The department will ask the Third Circuit Court of Appeals to overturn a federal judge’s decision dismissing an obscenity indictment against Extreme Associates, the DOJ announced Feb. 16. The 10-count indictment dismissed in January charged the Los Angeles-based business with conspiracy to distribute obscenity, as well as disseminating obscene material through the mail and the Internet.
New Attorney General Alberto Gonzales said in a written statement the DOJ “places a premium on the First Amendment right to free speech, but certain activities do not fall within those protections, such as selling or distributing obscene materials. The Department of Justice remains strongly committed to the investigation and prosecution of adult obscenity cases.”

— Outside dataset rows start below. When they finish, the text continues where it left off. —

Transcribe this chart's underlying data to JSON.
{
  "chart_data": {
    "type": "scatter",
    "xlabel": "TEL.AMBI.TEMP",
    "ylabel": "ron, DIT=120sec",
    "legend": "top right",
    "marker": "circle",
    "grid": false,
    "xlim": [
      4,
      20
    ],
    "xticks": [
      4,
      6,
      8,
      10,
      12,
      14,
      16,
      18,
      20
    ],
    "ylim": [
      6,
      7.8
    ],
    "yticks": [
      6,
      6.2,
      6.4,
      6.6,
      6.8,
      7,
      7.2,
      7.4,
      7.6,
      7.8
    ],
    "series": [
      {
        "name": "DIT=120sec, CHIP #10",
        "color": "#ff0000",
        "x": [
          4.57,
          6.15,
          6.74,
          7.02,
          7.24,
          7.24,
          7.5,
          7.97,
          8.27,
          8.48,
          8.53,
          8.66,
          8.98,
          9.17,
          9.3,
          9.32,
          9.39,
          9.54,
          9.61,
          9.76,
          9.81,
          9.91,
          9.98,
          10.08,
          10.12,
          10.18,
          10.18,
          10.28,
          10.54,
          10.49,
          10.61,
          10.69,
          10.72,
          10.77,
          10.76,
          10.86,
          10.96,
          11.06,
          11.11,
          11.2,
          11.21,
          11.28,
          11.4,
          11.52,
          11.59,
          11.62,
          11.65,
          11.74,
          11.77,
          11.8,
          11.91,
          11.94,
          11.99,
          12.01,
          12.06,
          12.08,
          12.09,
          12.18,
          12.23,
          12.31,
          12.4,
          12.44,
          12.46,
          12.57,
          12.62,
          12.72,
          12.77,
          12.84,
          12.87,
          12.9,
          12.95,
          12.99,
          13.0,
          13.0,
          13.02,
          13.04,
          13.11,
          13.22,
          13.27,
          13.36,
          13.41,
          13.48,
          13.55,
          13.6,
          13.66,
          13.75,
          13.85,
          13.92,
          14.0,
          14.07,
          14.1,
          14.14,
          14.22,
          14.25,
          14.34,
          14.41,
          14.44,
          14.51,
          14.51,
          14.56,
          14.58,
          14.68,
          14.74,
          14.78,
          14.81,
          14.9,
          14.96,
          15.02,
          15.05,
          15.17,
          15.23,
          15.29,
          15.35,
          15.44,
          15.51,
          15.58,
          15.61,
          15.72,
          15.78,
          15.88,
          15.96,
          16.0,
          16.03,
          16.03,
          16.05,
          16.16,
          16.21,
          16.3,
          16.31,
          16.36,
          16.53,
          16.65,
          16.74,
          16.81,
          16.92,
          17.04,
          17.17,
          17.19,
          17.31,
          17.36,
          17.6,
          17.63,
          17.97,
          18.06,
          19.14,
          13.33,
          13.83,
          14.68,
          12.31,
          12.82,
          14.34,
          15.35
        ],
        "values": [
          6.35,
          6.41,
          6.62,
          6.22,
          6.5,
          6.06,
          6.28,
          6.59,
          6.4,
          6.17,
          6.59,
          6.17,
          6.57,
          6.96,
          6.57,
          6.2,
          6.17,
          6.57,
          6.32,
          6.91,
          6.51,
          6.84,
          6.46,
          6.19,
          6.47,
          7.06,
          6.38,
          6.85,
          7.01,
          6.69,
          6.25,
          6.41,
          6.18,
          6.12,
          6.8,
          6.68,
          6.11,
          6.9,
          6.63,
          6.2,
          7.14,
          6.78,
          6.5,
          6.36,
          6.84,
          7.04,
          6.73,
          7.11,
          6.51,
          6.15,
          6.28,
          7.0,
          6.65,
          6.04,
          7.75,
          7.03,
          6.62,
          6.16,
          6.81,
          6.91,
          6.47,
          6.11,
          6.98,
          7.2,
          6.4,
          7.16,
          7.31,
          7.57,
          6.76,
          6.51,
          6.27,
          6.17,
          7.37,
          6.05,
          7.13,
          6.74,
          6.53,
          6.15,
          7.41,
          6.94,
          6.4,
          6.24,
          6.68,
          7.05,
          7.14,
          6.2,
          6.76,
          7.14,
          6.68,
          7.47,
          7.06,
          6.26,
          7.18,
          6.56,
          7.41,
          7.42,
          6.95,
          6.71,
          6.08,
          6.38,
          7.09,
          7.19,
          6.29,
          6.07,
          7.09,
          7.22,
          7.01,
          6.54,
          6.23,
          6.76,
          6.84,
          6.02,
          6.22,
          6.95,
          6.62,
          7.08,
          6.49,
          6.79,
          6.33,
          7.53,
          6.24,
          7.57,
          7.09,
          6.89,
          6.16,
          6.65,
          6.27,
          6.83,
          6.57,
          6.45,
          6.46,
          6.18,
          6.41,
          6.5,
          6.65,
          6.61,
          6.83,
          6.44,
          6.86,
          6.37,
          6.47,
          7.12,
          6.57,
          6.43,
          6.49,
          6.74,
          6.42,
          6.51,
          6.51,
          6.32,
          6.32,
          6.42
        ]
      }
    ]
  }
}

Some pro-family organizations have questioned the Bush administration’s commitment to the fight against obscenity, however. While they charged the Clinton administration with a constant failure to prosecute obscenity under former Attorney General Janet Reno, they also were displeased with the DOJ’s record on obscenity under Bush’s first attorney general, John Ashcroft.
When it was revealed in early February Adelphia Communications Corp., the country’s fifth largest cable company, would begin offering hard-core pornography to subscribers in Southern California, the American Family Association blamed the Department of Justice.

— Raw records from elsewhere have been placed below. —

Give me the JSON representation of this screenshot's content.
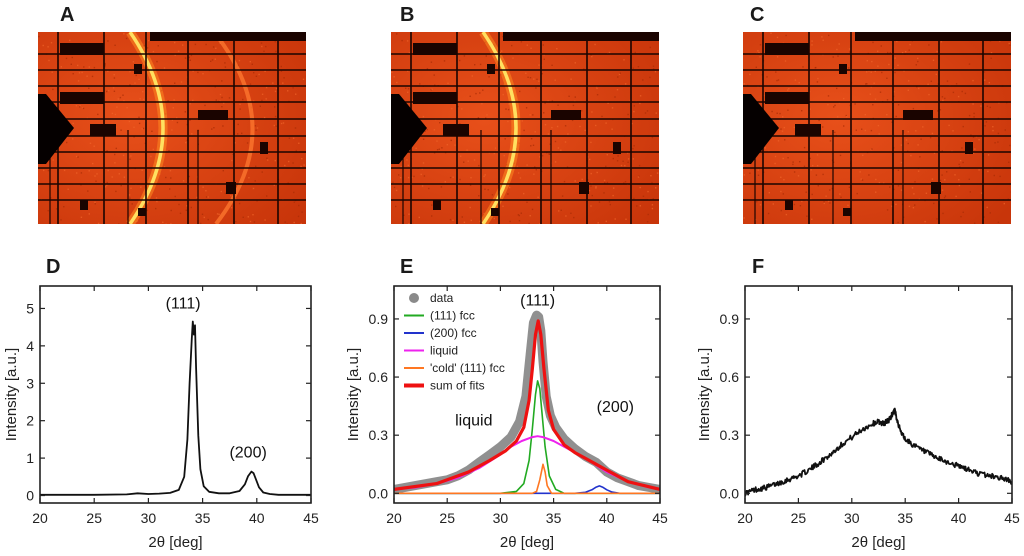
{
  "panels": {
    "top": [
      {
        "letter": "A",
        "ring_main": true,
        "ring_second": true
      },
      {
        "letter": "B",
        "ring_main": true,
        "ring_second": false
      },
      {
        "letter": "C",
        "ring_main": false,
        "ring_second": false
      }
    ],
    "colors": {
      "detector_bg": "#d8400e",
      "detector_dark": "#1a0400",
      "ring": "#ffe060",
      "ring_glow": "#ff8a20",
      "axis": "#222222",
      "data_gray": "#8a8a8a"
    }
  },
  "chart_data": [
    {
      "letter": "D",
      "type": "line",
      "xlabel": "2θ [deg]",
      "ylabel": "Intensity [a.u.]",
      "xlim": [
        20,
        45
      ],
      "ylim": [
        -0.2,
        5.6
      ],
      "xticks": [
        "20",
        "25",
        "30",
        "35",
        "40",
        "45"
      ],
      "yticks": [
        "0",
        "1",
        "2",
        "3",
        "4",
        "5"
      ],
      "annotations": [
        {
          "text": "(111)",
          "x": 33.2,
          "y": 5.0
        },
        {
          "text": "(200)",
          "x": 39.2,
          "y": 1.02
        }
      ],
      "series": [
        {
          "color": "#111111",
          "width": 1.8,
          "x": [
            20,
            25,
            28,
            29,
            30,
            31,
            32,
            32.8,
            33.3,
            33.6,
            33.8,
            34.0,
            34.1,
            34.2,
            34.3,
            34.4,
            34.6,
            34.8,
            35.1,
            35.6,
            36.5,
            37.5,
            38.4,
            38.9,
            39.2,
            39.5,
            39.7,
            39.9,
            40.2,
            40.6,
            41.2,
            42,
            43,
            45
          ],
          "y": [
            0.02,
            0.02,
            0.03,
            0.06,
            0.04,
            0.05,
            0.07,
            0.15,
            0.5,
            1.5,
            3.0,
            4.2,
            4.65,
            4.3,
            4.55,
            3.4,
            1.6,
            0.7,
            0.25,
            0.1,
            0.06,
            0.06,
            0.12,
            0.3,
            0.52,
            0.64,
            0.6,
            0.45,
            0.22,
            0.08,
            0.04,
            0.02,
            0.02,
            0.02
          ]
        }
      ]
    },
    {
      "letter": "E",
      "type": "line",
      "xlabel": "2θ [deg]",
      "ylabel": "Intensity [a.u.]",
      "xlim": [
        20,
        45
      ],
      "ylim": [
        -0.05,
        1.07
      ],
      "xticks": [
        "20",
        "25",
        "30",
        "35",
        "40",
        "45"
      ],
      "yticks": [
        "0.0",
        "0.3",
        "0.6",
        "0.9"
      ],
      "annotations": [
        {
          "text": "(111)",
          "x": 33.5,
          "y": 0.97
        },
        {
          "text": "liquid",
          "x": 27.5,
          "y": 0.35
        },
        {
          "text": "(200)",
          "x": 40.8,
          "y": 0.42
        }
      ],
      "legend": {
        "placement": "top-left",
        "entries": [
          {
            "label": "data",
            "color": "#8a8a8a",
            "marker": "dot"
          },
          {
            "label": "(111) fcc",
            "color": "#22aa22",
            "marker": "line"
          },
          {
            "label": "(200) fcc",
            "color": "#2233cc",
            "marker": "line"
          },
          {
            "label": "liquid",
            "color": "#ee22ee",
            "marker": "line"
          },
          {
            "label": "'cold' (111) fcc",
            "color": "#ff7722",
            "marker": "line"
          },
          {
            "label": "sum of fits",
            "color": "#ee1111",
            "marker": "thick"
          }
        ]
      },
      "series": [
        {
          "name": "data",
          "color": "#8a8a8a",
          "width": 9,
          "draw": "band",
          "x": [
            20,
            22,
            24,
            25,
            26,
            27,
            28,
            29,
            30,
            31,
            31.8,
            32.4,
            32.8,
            33.1,
            33.4,
            33.6,
            33.8,
            34.0,
            34.3,
            34.7,
            35.2,
            36,
            37,
            38,
            39,
            40,
            41,
            42,
            43,
            44,
            45
          ],
          "y": [
            0.02,
            0.04,
            0.06,
            0.07,
            0.09,
            0.12,
            0.16,
            0.2,
            0.24,
            0.29,
            0.37,
            0.5,
            0.72,
            0.88,
            0.92,
            0.91,
            0.84,
            0.68,
            0.5,
            0.4,
            0.34,
            0.28,
            0.23,
            0.19,
            0.16,
            0.11,
            0.08,
            0.06,
            0.04,
            0.03,
            0.02
          ]
        },
        {
          "name": "(111) fcc",
          "color": "#22aa22",
          "width": 1.6,
          "x": [
            20,
            30,
            31.5,
            32.2,
            32.7,
            33.0,
            33.3,
            33.5,
            33.7,
            33.9,
            34.2,
            34.6,
            35.2,
            36,
            45
          ],
          "y": [
            0.0,
            0.0,
            0.01,
            0.05,
            0.17,
            0.33,
            0.51,
            0.58,
            0.54,
            0.42,
            0.24,
            0.09,
            0.02,
            0.0,
            0.0
          ]
        },
        {
          "name": "(200) fcc",
          "color": "#2233cc",
          "width": 1.6,
          "x": [
            20,
            37,
            38,
            38.6,
            39.0,
            39.3,
            39.6,
            40.0,
            40.5,
            41.2,
            45
          ],
          "y": [
            0.0,
            0.0,
            0.005,
            0.018,
            0.032,
            0.038,
            0.032,
            0.018,
            0.006,
            0.0,
            0.0
          ]
        },
        {
          "name": "liquid",
          "color": "#ee22ee",
          "width": 2,
          "x": [
            20,
            22,
            24,
            26,
            28,
            30,
            31,
            32,
            33,
            33.5,
            34,
            35,
            36,
            38,
            40,
            42,
            44,
            45
          ],
          "y": [
            0.02,
            0.03,
            0.05,
            0.08,
            0.13,
            0.2,
            0.24,
            0.27,
            0.29,
            0.295,
            0.29,
            0.27,
            0.24,
            0.18,
            0.11,
            0.06,
            0.03,
            0.02
          ]
        },
        {
          "name": "'cold' (111) fcc",
          "color": "#ff7722",
          "width": 1.6,
          "x": [
            20,
            33,
            33.4,
            33.7,
            34.0,
            34.2,
            34.4,
            34.8,
            45
          ],
          "y": [
            0.0,
            0.0,
            0.01,
            0.07,
            0.15,
            0.11,
            0.04,
            0.0,
            0.0
          ]
        },
        {
          "name": "sum of fits",
          "color": "#ee1111",
          "width": 3.2,
          "x": [
            20,
            24,
            27,
            29,
            30.5,
            31.5,
            32.2,
            32.7,
            33.0,
            33.3,
            33.55,
            33.8,
            34.1,
            34.5,
            35,
            36,
            37,
            38,
            39,
            40,
            42,
            45
          ],
          "y": [
            0.02,
            0.05,
            0.11,
            0.17,
            0.22,
            0.27,
            0.34,
            0.48,
            0.64,
            0.82,
            0.89,
            0.82,
            0.64,
            0.43,
            0.33,
            0.25,
            0.21,
            0.18,
            0.15,
            0.12,
            0.06,
            0.02
          ]
        }
      ]
    },
    {
      "letter": "F",
      "type": "line",
      "xlabel": "2θ [deg]",
      "ylabel": "Intensity [a.u.]",
      "xlim": [
        20,
        45
      ],
      "ylim": [
        -0.05,
        1.07
      ],
      "xticks": [
        "20",
        "25",
        "30",
        "35",
        "40",
        "45"
      ],
      "yticks": [
        "0.0",
        "0.3",
        "0.6",
        "0.9"
      ],
      "annotations": [],
      "series": [
        {
          "color": "#111111",
          "width": 1.8,
          "jitter": 0.014,
          "x": [
            20,
            21,
            22,
            23,
            24,
            25,
            26,
            27,
            28,
            29,
            30,
            31,
            32,
            32.5,
            33,
            33.5,
            33.8,
            34.0,
            34.2,
            34.5,
            35,
            36,
            37,
            38,
            39,
            40,
            41,
            42,
            43,
            44,
            45
          ],
          "y": [
            0.0,
            0.02,
            0.03,
            0.05,
            0.07,
            0.09,
            0.12,
            0.16,
            0.2,
            0.25,
            0.29,
            0.33,
            0.36,
            0.37,
            0.36,
            0.38,
            0.41,
            0.43,
            0.39,
            0.33,
            0.28,
            0.24,
            0.21,
            0.18,
            0.16,
            0.14,
            0.12,
            0.1,
            0.09,
            0.08,
            0.06
          ]
        }
      ]
    }
  ]
}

“Adelphia feels safe in offering the illegal obscenity because they know that the Department of Justice will not prosecute them,” AFA Chairman Don Wildmon said in a written release. “During the past 12 years the distributors and retailers of obscenity have had an open door to distribute their product while DOJ looked the other way.”
The department’s announcement of its appeal was made only two days after Gonzales was sworn in as attorney general Feb. 14.

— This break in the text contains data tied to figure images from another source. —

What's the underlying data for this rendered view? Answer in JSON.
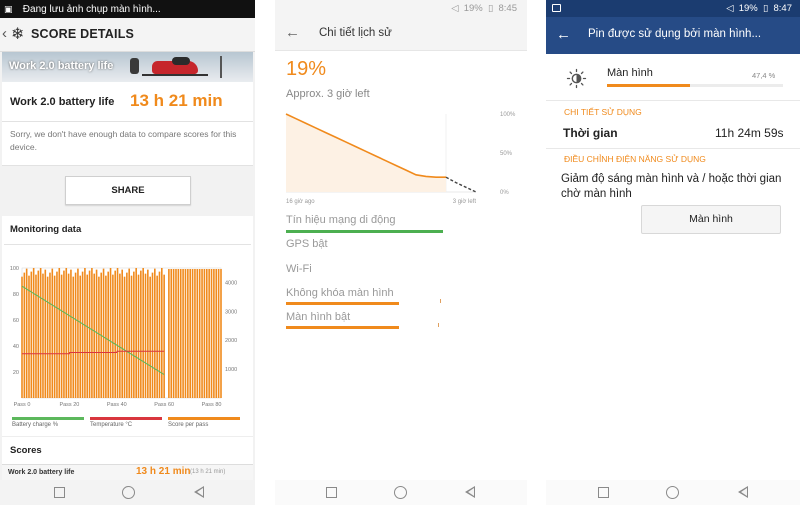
{
  "screen1": {
    "status_text": "Đang lưu ảnh chụp màn hình...",
    "header_title": "SCORE DETAILS",
    "banner_title": "Work 2.0 battery life",
    "result_label": "Work 2.0 battery life",
    "result_value": "13 h 21 min",
    "sorry_text": "Sorry, we don't have enough data to compare scores for this device.",
    "share_label": "SHARE",
    "monitoring_title": "Monitoring data",
    "chart_data": {
      "type": "line",
      "title": "",
      "left_axis": {
        "ticks": [
          "100",
          "80",
          "60",
          "40",
          "20"
        ],
        "ylim": [
          0,
          100
        ]
      },
      "right_axis": {
        "ticks": [
          "4000",
          "3000",
          "2000",
          "1000"
        ],
        "ylim": [
          0,
          4500
        ]
      },
      "x_ticks": [
        "Pass 0",
        "Pass 20",
        "Pass 40",
        "Pass 60",
        "Pass 80"
      ],
      "series": [
        {
          "name": "Battery charge %",
          "color": "#5cb85c",
          "x": [
            0,
            60
          ],
          "values": [
            86,
            18
          ]
        },
        {
          "name": "Temperature °C",
          "color": "#d9363e",
          "x": [
            0,
            20,
            20.1,
            40,
            40.1,
            60
          ],
          "values": [
            34,
            34,
            35,
            35,
            36,
            36
          ]
        },
        {
          "name": "Score per pass",
          "color": "#f08a1c",
          "approx_range": [
            4200,
            4550
          ]
        }
      ]
    },
    "scores_title": "Scores",
    "score_row": {
      "label": "Work 2.0 battery life",
      "value": "13 h 21 min",
      "sub": "(13 h 21 min)"
    }
  },
  "screen2": {
    "status_battery": "19%",
    "status_time": "8:45",
    "title": "Chi tiết lịch sử",
    "percent": "19%",
    "approx": "Approx. 3 giờ left",
    "chart_data": {
      "type": "line",
      "title": "",
      "y_ticks": [
        "100%",
        "50%",
        "0%"
      ],
      "x_ticks": [
        "16 giờ ago",
        "3 giờ left"
      ],
      "series": [
        {
          "name": "",
          "color": "#f08a1c",
          "x": [
            0,
            1,
            2,
            3,
            4,
            5,
            6,
            7,
            8,
            9,
            10,
            11,
            12,
            13,
            14,
            15,
            16
          ],
          "values": [
            100,
            94,
            88,
            82,
            76,
            70,
            64,
            58,
            52,
            46,
            40,
            34,
            28,
            22,
            20,
            19,
            19
          ]
        },
        {
          "name": "",
          "color": "#444444",
          "dashed": true,
          "x": [
            16,
            17,
            18,
            19
          ],
          "values": [
            19,
            12,
            6,
            0
          ]
        }
      ]
    },
    "usage": [
      {
        "label": "Tín hiệu mạng di động",
        "fill": 1.0,
        "color": "#4caf50"
      },
      {
        "label": "GPS bật",
        "fill": 0,
        "color": "#f08a1c"
      },
      {
        "label": "Wi-Fi",
        "fill": 0,
        "color": "#f08a1c"
      },
      {
        "label": "Không khóa màn hình",
        "fill": 0.72,
        "color": "#f08a1c"
      },
      {
        "label": "Màn hình bật",
        "fill": 0.72,
        "color": "#f08a1c"
      }
    ]
  },
  "screen3": {
    "status_battery": "19%",
    "status_time": "8:47",
    "title": "Pin được sử dụng bởi màn hình...",
    "item_label": "Màn hình",
    "item_percent": "47,4 %",
    "item_fill": 0.474,
    "section_detail": "CHI TIẾT SỬ DỤNG",
    "time_label": "Thời gian",
    "time_value": "11h 24m 59s",
    "section_adjust": "ĐIỀU CHỈNH ĐIỆN NĂNG SỬ DỤNG",
    "adjust_text": "Giảm độ sáng màn hình và / hoặc thời gian chờ màn hình",
    "button_label": "Màn hình"
  },
  "colors": {
    "accent": "#f08a1c",
    "header_blue": "#264b86",
    "status_blue": "#1b3c70",
    "green": "#4caf50",
    "red": "#d9363e"
  }
}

In dismissing the indictment at Extreme Associates’ request in a western Pennsylvania federal court, Judge Gary Lancaster referenced a 2003 U.S. Supreme Court opinion overturning state prohibitions on homosexual sodomy. The Lawrence v. Texas decision, Lancaster wrote, “can be reasonably interpreted as holding that public morality is not a legitimate state interest sufficient to justify infringing on adult, private, consensual, sexual conduct even if that conduct is deemed offensive to the general public’s sense of morality.”
If Lancaster’s decision is upheld, the DOJ said it was concerned the ruling “would undermine not only the federal obscenity laws, but all laws based on shared views of public morality, such as laws against prostitution, bestiality and bigamy.”
Critics of the Supreme Court’s opinion in the Lawrence ruling warned the majority’s reasoning could produce such results.
Critics inside and outside Congress attacked Lancaster’s opinion as an extreme example of judicial activism.
Lancaster “is giving the Supreme Court an opportunity to eliminate anti-pornography laws,” said Pat Trueman, senior legal counsel of the Family Research Council, in a written statement. “If higher courts fail to overturn this decision, it will be yet more proof that the often-mocked ‘slippery slope’ argument is alive and well.”